Spark worker log reports.

16/11/22 12:16:34 INFO Worker: Asked to launch executor app-20161122121634-0012/0 for Simple 
Application
16/11/22 12:16:34 INFO SecurityManager: Changing modify acls groups to: 
16/11/22 12:16:34 INFO SecurityManager: SecurityManager: authentication disabled; ui acls dis
abled; users  with view permissions: Set(john); groups with view permissions: Set(); users 
 with modify permissions: Set(john); groups with modify permissions: Set()
16/11/22 12:16:34 INFO ExecutorRunner: Launch command: "/apps/jdk1.8.0_101/jre/bin/java" "-cp " "/apps/spark-2.0.2-bin-hadoop2.7/conf/:/apps/spark-2.0.2-bin-hadoop2.7/jars/*" "-Xmx1024M" "-Dspark.driver.port=29015" "org.apache.spark.executor.CoarseGrainedExecutorBackend" "--driver-url" "spark://[email protected]:29015" "--executor-id" "0" "--hostname" "192.168.56.103" "--cores" "1" "--app-id" "app-20161122121634-0012" "--worker-url" "spark://[email protected]:38701"

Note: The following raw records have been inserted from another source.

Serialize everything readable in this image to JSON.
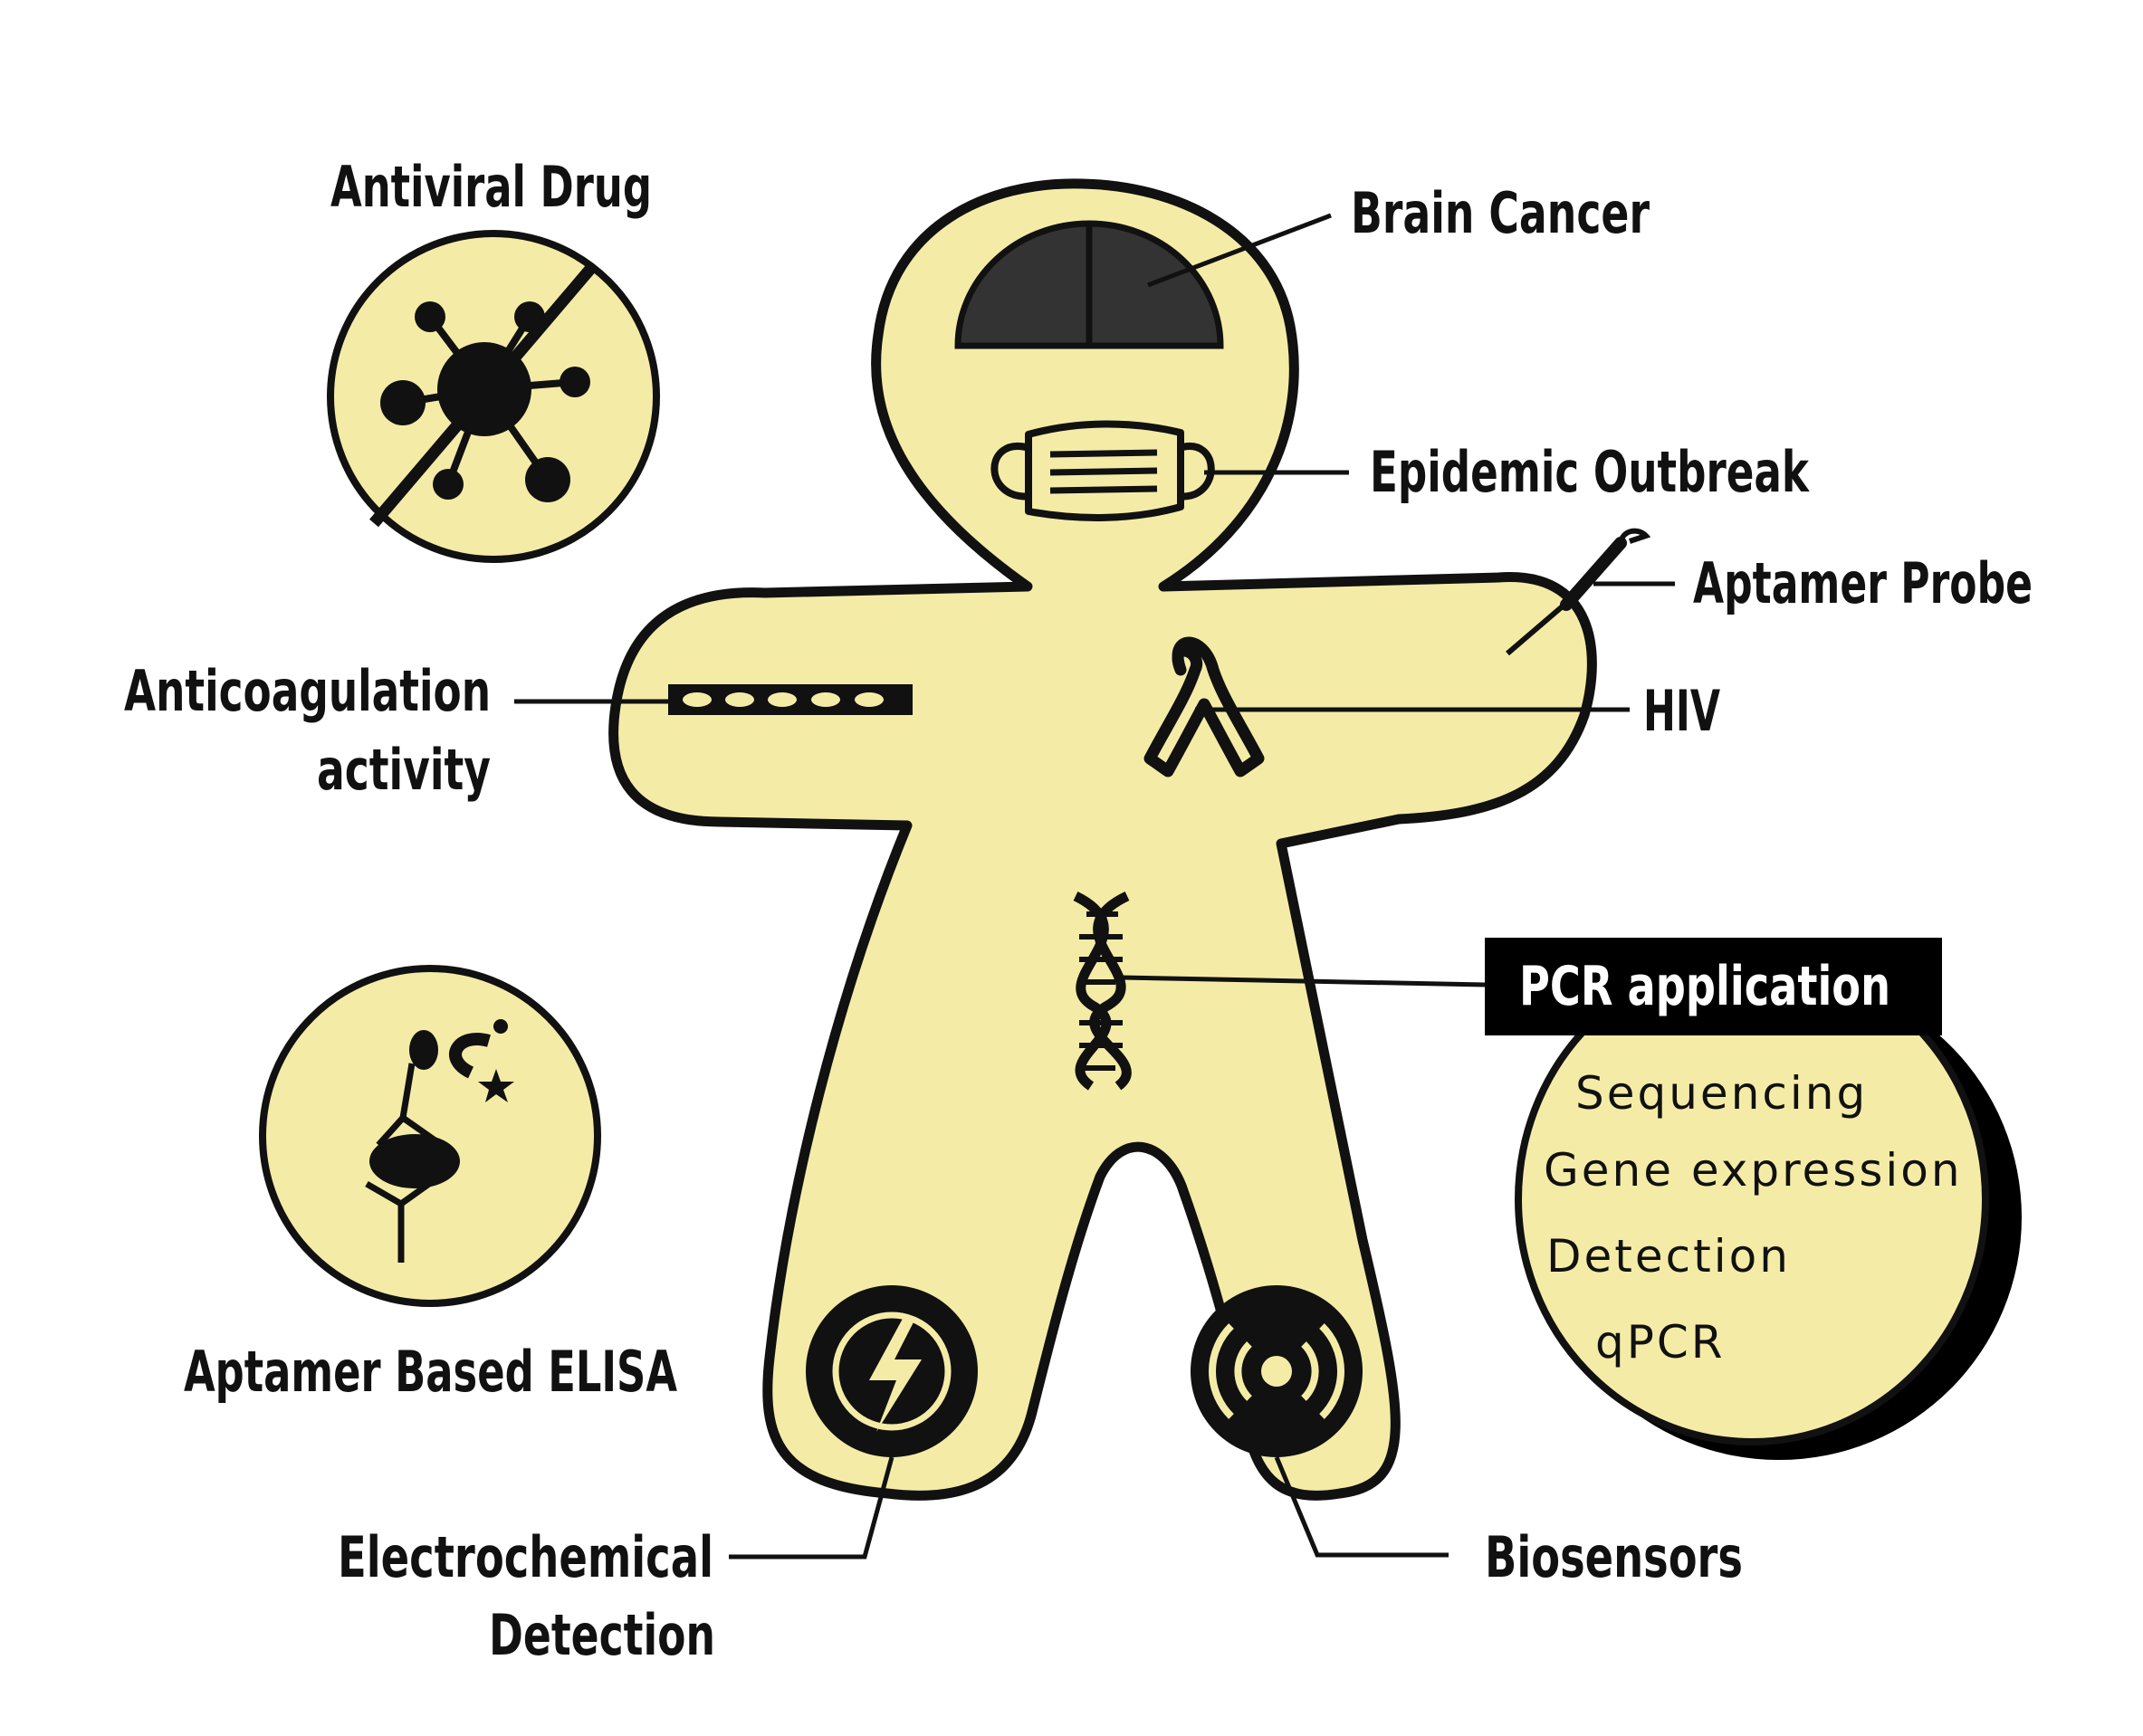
{
  "colors": {
    "fill": "#f4eca6",
    "outline": "#111111",
    "dark": "#333333",
    "label_bg": "#000000"
  },
  "labels": {
    "antiviral_drug": "Antiviral Drug",
    "brain_cancer": "Brain Cancer",
    "epidemic_outbreak": "Epidemic Outbreak",
    "aptamer_probe": "Aptamer Probe",
    "anticoagulation_line1": "Anticoagulation",
    "anticoagulation_line2": "activity",
    "hiv": "HIV",
    "pcr_application": "PCR application",
    "aptamer_elisa": "Aptamer Based ELISA",
    "electrochemical_line1": "Electrochemical",
    "electrochemical_line2": "Detection",
    "biosensors": "Biosensors"
  },
  "pcr_items": [
    "Sequencing",
    "Gene expression",
    "Detection",
    "qPCR"
  ],
  "icons": {
    "virus": "virus-crossed-icon",
    "brain": "brain-icon",
    "mask": "face-mask-icon",
    "probe": "probe-needle-icon",
    "anticoag": "anticoagulant-strip-icon",
    "ribbon": "awareness-ribbon-icon",
    "dna": "dna-helix-icon",
    "elisa": "elisa-assay-icon",
    "electro": "lightning-bolt-icon",
    "biosensor": "signal-waves-icon"
  }
}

enter image description here

1
Try to kill the running Application and see what happens ! And let us know tooShiv4nsh
I tried stopping client many times. UI displays application in the completed section. That's wrong because the job did not actually execute. You could see in the attached image, "Simple Application" - >"Finished" The worker log shows 16/11/22 12:17:12 INFO Worker: Asked to kill executor app-20161122121634-0012/0 16/11/22 12:17:12 INFO ExecutorRunner: Runner thread for executor app-20161122121634-0012/0 interrupted 16/11/22 12:17:12 INFO ExecutorRunner: Killing process! 16/11/22 12:17:13 INFO Worker: Executor app-20161122121634-0012/0 finished with state KILLED , exitStatus 143Vortex
First Try to submit the application , then see if it still say Initial Job has not accepted any resources then go to the Spark UI to see how many appplications are submitted.My hunch is , one application would be in waiting and the one would be executing , and consuming all resource ! Then try to kill the running application and see what happens ?Shiv4nsh
I checked. There was only one job running. I added 2nd image to my post. I can't think of anything else to look into. Any thoughts? FYI. Running spark-submit computed Pi fine. spark-submit --verbose --class org.apache.spark.examples.SparkPi --master spark://192.168.56.103:7077 ../examples/jars/spark-examples_2.11-2.0.2.jarVortex
This must not happen , If SparkPi is running fine then , in that case the server configuration is correct ! What is your spark Conf look like and Are you trying to submit multiple applications at once from the code ?Shiv4nsh

1 Answers

0
votes

Do you have any firewall blocking communications? As stated in my other answer:

Apache Spark on Mesos: Initial job has not accepted any resources:

While most of other answers focuses on resource allocation (cores, memory) on spark slaves, I would like to highlight that firewall could cause exactly the same issue, especially when you are running spark on cloud platforms.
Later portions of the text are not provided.